1986 wurde sie Ordentliche Professorin für „Alte Geschichte mit besonderer Berücksichtigung der Vor- und Frühgeschichte des Mittelmeer-und des Donauraumes“ am Institut für Alte Geschichte und Altertumskunde der Universität Salzburg. In ihrer Funktion als Lehrstuhlinhaberin hat sie erreicht, dass das Fach „Ur- und Frühgeschichte und Mykenologie“ in Österreich universitär etabliert war. Gemeinsam mit der Mykenischen Kommission der Österreichischen Akademie der Wissenschaften, deren Obfrau sie 1988 wurde, strahlte die Erforschung der frühesten Kulturen und der frühen Hochkulturen im östlichen Mittelmeerraum weit über die Grenzen Österreichs aus.
1987 wurde sie zum Korrespondierenden Mitglied der Österreichischen Akademie der Wissenschaften gewählt.
Von 1988 bis 1992 leitete sie das österreichische Team der österreichisch-griechischen Ausgrabungen in Elateia/Phokis; sie erhielt Gastprofessuren an den Universitäten von Saarbrücken, Heidelberg, Köln, Rostock und Edinburgh.
Seit 1995 ist sie Wirkliches Mitglied der Österreichischen Akademie der Wissenschaften.
Im selben Jahr wurde sie zur Prodekanin der Geisteswissenschaftlichen Fakultät der Universität Salzburg gewählt (bis 1999).
2008 erfolgte ihre Emeritierung von der Universität Salzburg.
Es war freilich ein schwerer Schlag für sie, dass die Professur in Salzburg nach ihrer Emeritierung nicht mehr nachbesetzt wurde.
Doch an der Österreichischen Akademie der Wissenschaften ist ihr Forschungsfeld weiterhin sehr erfolgreich verankert.
S. J.s Forschungsschwerpunkt bildet die Ur- und Frühgeschichte der Ägäis und die Mykenologie und ihr besonderes Interesse gilt der minoischen Kultur Kretas und der mykenischen Kultur Griechenlands, insbesondere den historischen Abläufen und kulturellen Entwicklungen.
Ihrer Emeritierung 2008 folgte ihre Wahl zur Vizepräsidentin der Österreichischen Akademie der Wissenschaften (2009-2011); von 2011 bis 2013 war sie Präsidentin der Philosophisch-historischen. Klasse der Österreichischen Akademie der Wissenschaften.
Für die kommenden Jahre hat sie noch viele Forschungs- und Publikationsvorhaben und –pläne.
Sie empfindet eine besondere persönliche Bindung an Griechenland, die durch zahlreiche Reisen und ihre beiden Ausgrabungen sowie durch viele persönliche Kontakte und Freundschaften mit griechischen Kolleginnen und Kollegen entstanden ist.
Teil ihrer Persönlichkeit ist auch ihre lebenslange Liebe zur Musik.
Nicht vergessen werden sollen ihre Bemühungen, Frauen in ihrem Einflussbereich zu helfen und in deren Laufbahn zu unterstützen.
Zu ihren Auszeichnungen zählen der Kardinal-Innitzer-Würdigungspreis für Geisteswissenschaften (2003), der Kulturpreis des Landes Oberösterreich für Geisteswissenschaften (2010) sowie ihre Wahl zum Korrespondierenden Mitglied der Akademie der Wissenschaften Athen (2004) und der Akademie der Wissenschaften zu Göttingen (2005).

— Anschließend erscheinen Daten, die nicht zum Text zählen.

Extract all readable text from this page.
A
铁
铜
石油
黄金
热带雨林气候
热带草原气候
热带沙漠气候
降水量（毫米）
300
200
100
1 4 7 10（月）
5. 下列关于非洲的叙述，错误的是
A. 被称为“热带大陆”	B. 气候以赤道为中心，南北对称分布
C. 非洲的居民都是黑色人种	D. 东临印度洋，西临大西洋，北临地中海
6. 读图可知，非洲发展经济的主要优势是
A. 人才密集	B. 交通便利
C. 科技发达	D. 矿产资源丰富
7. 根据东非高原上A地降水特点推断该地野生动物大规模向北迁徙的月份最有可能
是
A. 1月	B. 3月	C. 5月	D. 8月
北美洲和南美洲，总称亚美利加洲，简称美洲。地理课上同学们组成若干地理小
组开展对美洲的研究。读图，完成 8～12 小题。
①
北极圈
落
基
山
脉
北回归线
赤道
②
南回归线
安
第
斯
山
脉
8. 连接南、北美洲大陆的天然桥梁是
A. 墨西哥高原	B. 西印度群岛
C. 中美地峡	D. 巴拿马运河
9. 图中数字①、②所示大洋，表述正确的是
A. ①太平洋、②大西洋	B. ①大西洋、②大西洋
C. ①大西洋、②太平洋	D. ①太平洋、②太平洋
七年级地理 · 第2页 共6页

2007 erschien die ihr gewidmete Festschrift Keimelion: Elitenbildung und elitärer Konsum von der mykenischen Palastzeit bis zur homerischen Epoche = The formation of elites and elitist lifestyles from mycenaean palatial times to the homeric period : Akten des internationale Kongresses vom 3. bis 5. Februar 2005 in Salzburg / herausgegeben von Eva Alram-Stern und Georg Nightingale; Redaktion Anna Elisabeth Bächle. Wien: Verlag d. Österreichischen Akademie der Wissenschaften, 2007. Denkschriften der philosophisch-historischen Klasse, Band: 350:Veröffentlichungen der Mykenischen Kommission, Band: 27

Werke

Herrschaftsformen bei Homer, Dissertationen der Universität Wien, Bd. 43, Wien, 1970.
Fremde Zuwanderer im Spätmykenischen Griechenland. Zu einer Gruppe handgemachter Keramik aus Myk. III C Siedlungsschichten von Aigeira (= Sitzungsberichte der ÖAW, phil.-hist. Kl., Bd. 326), Wien, 1977.
E-QE-TA. Zur Rolle des Gefolgschaftswesens in der Sozialstruktur mykenischer Reiche (= Sitzungsberichte der ÖAW, phil.-hist. Kl., Bd. 344), Wien, 1978.
Gem. mit Dakoronia, Ph. / Sakellariou, A. (unter Mitwirkung von I. Pini): Corpus der minoischen und mykenischen Siegel Band V Suppl. 2: Die Siegel aus der Nekropole von Elatia-Alonaki. Berlin, 1996.
Das mykenische Griechenland. München. (In Vorbereitung).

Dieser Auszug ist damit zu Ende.